ぼくは心からそう言ったのだけれど、三洲くんは皆の方を振り返って声をかけた。
「誰か、しばらく葉山見ててくれるか?」
「うーん、そうしたいのはやまやまなんだが……一年と約束しちゃっててなあ」
「俺も、これから約束があるんだ……葉山くん、ごめんね」
そうか、皆階段長やなんかで、忙しい人たちなのだ。やっぱり、ぼくなんかのためにわずらわせてしまっては申し訳ない。
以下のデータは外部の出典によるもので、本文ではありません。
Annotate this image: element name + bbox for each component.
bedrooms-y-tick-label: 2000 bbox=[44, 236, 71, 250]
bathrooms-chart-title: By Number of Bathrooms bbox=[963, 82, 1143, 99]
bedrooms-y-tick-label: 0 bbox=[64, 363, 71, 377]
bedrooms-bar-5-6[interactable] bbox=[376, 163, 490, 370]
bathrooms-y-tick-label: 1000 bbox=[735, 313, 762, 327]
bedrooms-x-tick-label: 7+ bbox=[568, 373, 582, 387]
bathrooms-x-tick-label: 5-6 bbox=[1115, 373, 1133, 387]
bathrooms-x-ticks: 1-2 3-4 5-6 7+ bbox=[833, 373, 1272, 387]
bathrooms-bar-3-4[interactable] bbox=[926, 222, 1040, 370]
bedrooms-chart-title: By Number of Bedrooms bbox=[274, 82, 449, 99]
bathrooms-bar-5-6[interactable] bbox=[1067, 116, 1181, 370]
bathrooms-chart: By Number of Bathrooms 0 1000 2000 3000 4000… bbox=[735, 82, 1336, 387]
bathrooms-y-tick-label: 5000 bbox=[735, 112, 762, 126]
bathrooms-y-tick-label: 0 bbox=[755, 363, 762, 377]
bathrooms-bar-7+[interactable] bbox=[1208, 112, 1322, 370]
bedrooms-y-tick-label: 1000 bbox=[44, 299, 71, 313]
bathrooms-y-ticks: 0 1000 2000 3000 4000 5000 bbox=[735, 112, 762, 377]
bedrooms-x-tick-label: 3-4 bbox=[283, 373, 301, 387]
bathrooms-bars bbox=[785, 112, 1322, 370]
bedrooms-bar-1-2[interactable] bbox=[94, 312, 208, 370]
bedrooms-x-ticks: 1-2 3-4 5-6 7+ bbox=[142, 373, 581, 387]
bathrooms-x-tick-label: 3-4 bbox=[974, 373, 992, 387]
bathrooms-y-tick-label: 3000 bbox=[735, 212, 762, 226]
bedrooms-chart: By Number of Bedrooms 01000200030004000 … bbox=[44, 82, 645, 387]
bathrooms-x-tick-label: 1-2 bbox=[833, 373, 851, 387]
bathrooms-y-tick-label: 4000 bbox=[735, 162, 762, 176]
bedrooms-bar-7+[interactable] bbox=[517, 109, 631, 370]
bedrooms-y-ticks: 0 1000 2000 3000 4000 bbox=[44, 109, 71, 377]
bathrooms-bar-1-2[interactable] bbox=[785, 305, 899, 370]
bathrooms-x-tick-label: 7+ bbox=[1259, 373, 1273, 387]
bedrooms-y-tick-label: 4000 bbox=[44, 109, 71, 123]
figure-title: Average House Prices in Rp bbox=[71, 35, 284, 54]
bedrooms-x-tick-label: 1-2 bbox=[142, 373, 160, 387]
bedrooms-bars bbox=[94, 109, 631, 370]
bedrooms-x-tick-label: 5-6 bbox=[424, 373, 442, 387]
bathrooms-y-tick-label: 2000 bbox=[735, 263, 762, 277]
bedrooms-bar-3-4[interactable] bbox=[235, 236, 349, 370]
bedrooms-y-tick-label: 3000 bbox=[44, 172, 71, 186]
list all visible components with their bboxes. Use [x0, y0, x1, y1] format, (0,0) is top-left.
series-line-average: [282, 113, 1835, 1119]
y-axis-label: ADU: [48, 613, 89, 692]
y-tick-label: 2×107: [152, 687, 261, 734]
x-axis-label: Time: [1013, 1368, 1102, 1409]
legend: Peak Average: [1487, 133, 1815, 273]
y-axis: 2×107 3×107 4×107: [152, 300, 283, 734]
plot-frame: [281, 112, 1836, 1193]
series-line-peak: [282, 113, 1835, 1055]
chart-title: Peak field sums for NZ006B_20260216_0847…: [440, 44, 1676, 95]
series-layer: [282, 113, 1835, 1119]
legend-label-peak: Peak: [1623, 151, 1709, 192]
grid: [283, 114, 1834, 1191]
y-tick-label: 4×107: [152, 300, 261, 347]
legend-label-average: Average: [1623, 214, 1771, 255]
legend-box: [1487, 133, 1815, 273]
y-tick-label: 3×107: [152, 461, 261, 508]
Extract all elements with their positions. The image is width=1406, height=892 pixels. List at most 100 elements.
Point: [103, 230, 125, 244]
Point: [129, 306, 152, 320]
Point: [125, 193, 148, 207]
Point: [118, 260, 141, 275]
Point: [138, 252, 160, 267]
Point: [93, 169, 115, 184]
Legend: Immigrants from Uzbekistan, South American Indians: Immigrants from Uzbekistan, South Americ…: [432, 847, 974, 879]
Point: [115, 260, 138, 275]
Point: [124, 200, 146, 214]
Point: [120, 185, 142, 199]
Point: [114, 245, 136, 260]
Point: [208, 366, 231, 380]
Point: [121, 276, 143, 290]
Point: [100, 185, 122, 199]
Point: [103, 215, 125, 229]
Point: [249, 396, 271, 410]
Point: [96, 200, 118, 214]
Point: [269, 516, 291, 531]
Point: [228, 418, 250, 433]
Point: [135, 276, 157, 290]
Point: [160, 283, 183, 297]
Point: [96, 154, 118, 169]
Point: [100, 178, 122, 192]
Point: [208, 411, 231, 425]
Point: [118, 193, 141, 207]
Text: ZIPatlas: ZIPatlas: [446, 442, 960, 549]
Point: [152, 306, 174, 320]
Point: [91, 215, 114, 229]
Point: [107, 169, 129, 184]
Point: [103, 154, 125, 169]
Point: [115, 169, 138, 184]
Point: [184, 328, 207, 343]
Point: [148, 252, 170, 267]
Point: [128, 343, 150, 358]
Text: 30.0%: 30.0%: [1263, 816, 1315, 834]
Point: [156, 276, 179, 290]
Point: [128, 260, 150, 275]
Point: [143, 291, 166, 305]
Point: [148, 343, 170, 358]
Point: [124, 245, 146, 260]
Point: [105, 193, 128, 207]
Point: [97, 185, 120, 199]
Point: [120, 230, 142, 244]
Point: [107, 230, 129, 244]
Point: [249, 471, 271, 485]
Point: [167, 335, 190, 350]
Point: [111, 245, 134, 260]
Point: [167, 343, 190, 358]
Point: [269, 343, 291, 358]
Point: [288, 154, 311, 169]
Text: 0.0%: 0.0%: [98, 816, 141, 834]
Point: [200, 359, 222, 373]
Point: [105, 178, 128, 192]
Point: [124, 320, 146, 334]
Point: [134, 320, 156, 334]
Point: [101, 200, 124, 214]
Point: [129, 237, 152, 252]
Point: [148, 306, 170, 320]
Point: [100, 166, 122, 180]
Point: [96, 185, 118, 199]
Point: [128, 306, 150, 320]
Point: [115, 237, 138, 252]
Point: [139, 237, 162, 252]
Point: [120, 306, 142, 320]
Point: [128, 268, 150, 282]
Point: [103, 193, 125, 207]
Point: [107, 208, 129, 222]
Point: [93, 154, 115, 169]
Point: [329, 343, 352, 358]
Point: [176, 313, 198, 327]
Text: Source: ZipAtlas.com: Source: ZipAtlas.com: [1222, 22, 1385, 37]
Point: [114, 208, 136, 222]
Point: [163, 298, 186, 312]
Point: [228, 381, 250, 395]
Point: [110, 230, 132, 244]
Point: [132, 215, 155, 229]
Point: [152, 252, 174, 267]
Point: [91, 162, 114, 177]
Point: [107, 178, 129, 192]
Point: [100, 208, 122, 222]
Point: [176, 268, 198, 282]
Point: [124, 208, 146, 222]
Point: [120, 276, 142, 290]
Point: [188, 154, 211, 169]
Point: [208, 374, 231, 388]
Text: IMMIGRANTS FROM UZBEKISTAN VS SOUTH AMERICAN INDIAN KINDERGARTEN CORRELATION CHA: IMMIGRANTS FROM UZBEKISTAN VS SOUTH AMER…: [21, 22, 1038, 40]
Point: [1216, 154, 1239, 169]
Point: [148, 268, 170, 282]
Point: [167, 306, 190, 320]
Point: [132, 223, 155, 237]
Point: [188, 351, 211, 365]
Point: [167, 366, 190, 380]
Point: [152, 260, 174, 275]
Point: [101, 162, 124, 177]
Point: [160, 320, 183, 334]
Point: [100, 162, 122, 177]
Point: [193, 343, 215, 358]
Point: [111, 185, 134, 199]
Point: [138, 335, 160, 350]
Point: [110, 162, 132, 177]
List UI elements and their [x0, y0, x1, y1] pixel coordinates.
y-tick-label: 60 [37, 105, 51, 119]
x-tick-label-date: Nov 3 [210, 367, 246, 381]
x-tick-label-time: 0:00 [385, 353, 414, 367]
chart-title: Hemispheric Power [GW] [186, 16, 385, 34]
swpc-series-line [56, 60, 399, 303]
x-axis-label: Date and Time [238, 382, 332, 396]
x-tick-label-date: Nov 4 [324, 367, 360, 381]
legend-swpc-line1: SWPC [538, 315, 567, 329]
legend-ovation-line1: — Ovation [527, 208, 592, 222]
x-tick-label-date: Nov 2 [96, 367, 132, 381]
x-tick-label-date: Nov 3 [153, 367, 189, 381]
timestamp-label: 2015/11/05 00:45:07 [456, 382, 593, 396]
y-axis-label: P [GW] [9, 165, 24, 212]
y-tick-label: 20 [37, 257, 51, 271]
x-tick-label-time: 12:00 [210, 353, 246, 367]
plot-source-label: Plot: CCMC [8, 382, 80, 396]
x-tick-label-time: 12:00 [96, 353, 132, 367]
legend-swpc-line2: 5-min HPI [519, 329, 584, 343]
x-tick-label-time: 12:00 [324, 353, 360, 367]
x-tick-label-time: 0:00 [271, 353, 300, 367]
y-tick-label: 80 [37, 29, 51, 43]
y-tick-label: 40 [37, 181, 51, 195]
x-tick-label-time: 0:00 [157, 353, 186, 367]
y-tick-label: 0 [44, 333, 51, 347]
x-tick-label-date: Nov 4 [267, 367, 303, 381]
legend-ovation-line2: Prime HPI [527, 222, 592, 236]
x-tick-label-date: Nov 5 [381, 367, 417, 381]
ぼくなら一人で大丈夫だから、と言いかけた時だった。
「俺は暇だから、大丈夫だよ」
そう言ってくれたのは、これまであまり会話に加わってこなかった八津くんだった。
「八津、それじゃ葉山のこと頼んでいいか?」
「葉山くんさえよければ、喜んで」
八津くんはにっこり笑ってそう言うと、ぼくを振り返った。三洲くんたちの邪魔はできないし、勿論ぼくに異論はない。
「ありがとう、えっと、八津くん」
それをしおに、皆はばらばらと立ち上がってそれぞれの目的地へと向かって行った。皆去り際にぼくに声をかけていってくれたのが、なんだか面映かった。